Почтальон — страница 40 из 48

Сразу после выписки агент угро возвращаться на работу не собирался, ему обещали проход через границу в Изборск, а оттуда – в Таллин, и там же обустройство, и, судя по паспорту с эстонским гербом, обманывать не собирались.

– Так кто этот человек? – уточнил у него Сергей. Ответы Юткевича он старательно записывал – под подушкой каталки нашлись листы бумаги и карандаши.

Юткевич называть нанимателя не хотел ни в какую, но потом всё-таки сказал, что приметы знает, вот, к примеру цвет глаз, или что борода есть. Травин старательно всё записал, старик тяжело дышал, жалуясь на боли в груди и давя на свой возраст.

– Вы его точно отыщете, – он старательно всхлипывал, – я не знаю, как его имя, клянусь вам, товарищ Травин, пожалуйста, больше не бейте.

– А ты вспоминай получше. Если голова тяжёлая, могу ухо оторвать, сразу полегчает. Пашку откуда знаешь?
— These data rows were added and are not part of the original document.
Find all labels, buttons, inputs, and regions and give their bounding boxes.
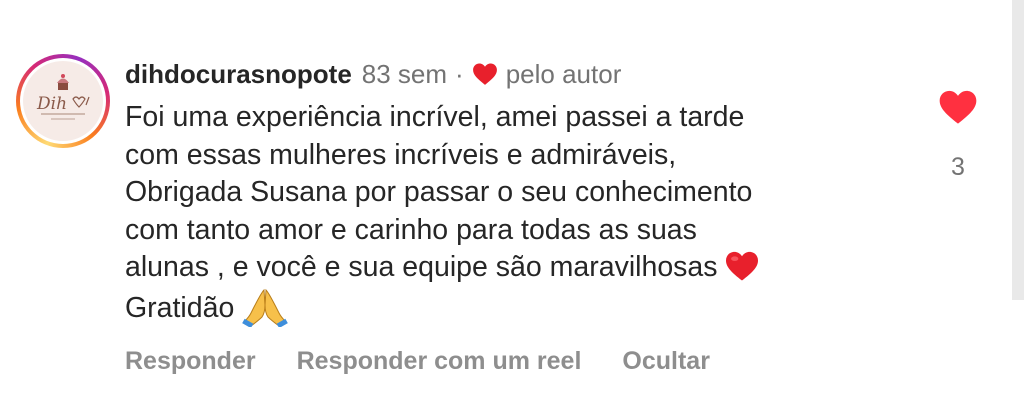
comment-text-line: com tanto amor e carinho para todas as s… (125, 213, 697, 246)
comment-text: Foi uma experiência incrível, amei passe… (125, 99, 925, 327)
comment-timestamp: 83 sem (361, 59, 448, 89)
comment-item: Dih dihdocurasnopote 83 sem · pelo autor… (0, 0, 1024, 416)
comment-text-line-with-emoji: Gratidão (125, 287, 925, 328)
username-link[interactable]: dihdocurasnopote (125, 58, 352, 90)
heart-filled-icon[interactable] (938, 88, 978, 126)
story-ring[interactable]: Dih (16, 54, 110, 148)
separator-dot: · (455, 59, 464, 89)
red-heart-emoji (725, 251, 758, 281)
avatar-logo-text: Dih (36, 94, 67, 114)
scrollbar[interactable] (1012, 0, 1024, 300)
comment-text-line-with-emoji: alunas , e você e sua equipe são maravil… (125, 249, 925, 287)
reply-with-reel-button[interactable]: Responder com um reel (297, 347, 582, 376)
avatar[interactable]: Dih (23, 61, 103, 141)
avatar-logo-image: Dih (36, 74, 90, 120)
comment-actions: Responder Responder com um reel Ocultar (125, 347, 710, 376)
avatar-border: Dih (20, 58, 106, 144)
comment-text-line: Obrigada Susana por passar o seu conheci… (125, 176, 753, 208)
liked-by-author-label: pelo autor (505, 59, 622, 89)
comment-text-line: Foi uma experiência incrível, amei passe… (125, 101, 745, 133)
comment-text-line: alunas , e você e sua equipe são maravil… (125, 251, 718, 283)
comment-header: dihdocurasnopote 83 sem · pelo autor (125, 58, 621, 90)
like-count[interactable]: 3 (938, 153, 978, 182)
folded-hands-emoji (242, 288, 289, 327)
comment-text-line: com essas mulheres incríveis e admirávei… (125, 138, 677, 171)
liked-by-author: pelo autor (472, 58, 622, 90)
reply-button[interactable]: Responder (125, 347, 256, 376)
heart-icon (472, 63, 497, 85)
hide-button[interactable]: Ocultar (622, 347, 710, 376)
comment-text-line: Gratidão (125, 291, 235, 324)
– Вот те крест, – Юткевич попытался перекреститься, забыв, что рука привязана, заплакал, – первый раз пацанёнка видел, что с Митричем он родня, и знать не знал. Хорошо, хорошо! Вспомнил, видел я, как этот бородатый в столовую ходил, что у вокзала, в артельную. Он сейчас побрился, гад, думал, не узнаю я, а у меня глаз алмаз. Только в зал он на минуту зашёл, с Фейгиным за столом чуток посидел, а потом наверх поднялся.

– С Фейгиным, это который директор ломбарда? Фейгина ты знаешь, а как твоего дружка зовут – нет? Ваньку не валяй, ни за что не поверю, чтобы работник уголовного розыска, да имени местного жителя выяснить не смог. Давай так, ты мне имя назови, а я тебе глаз оставлю. Левый или правый?..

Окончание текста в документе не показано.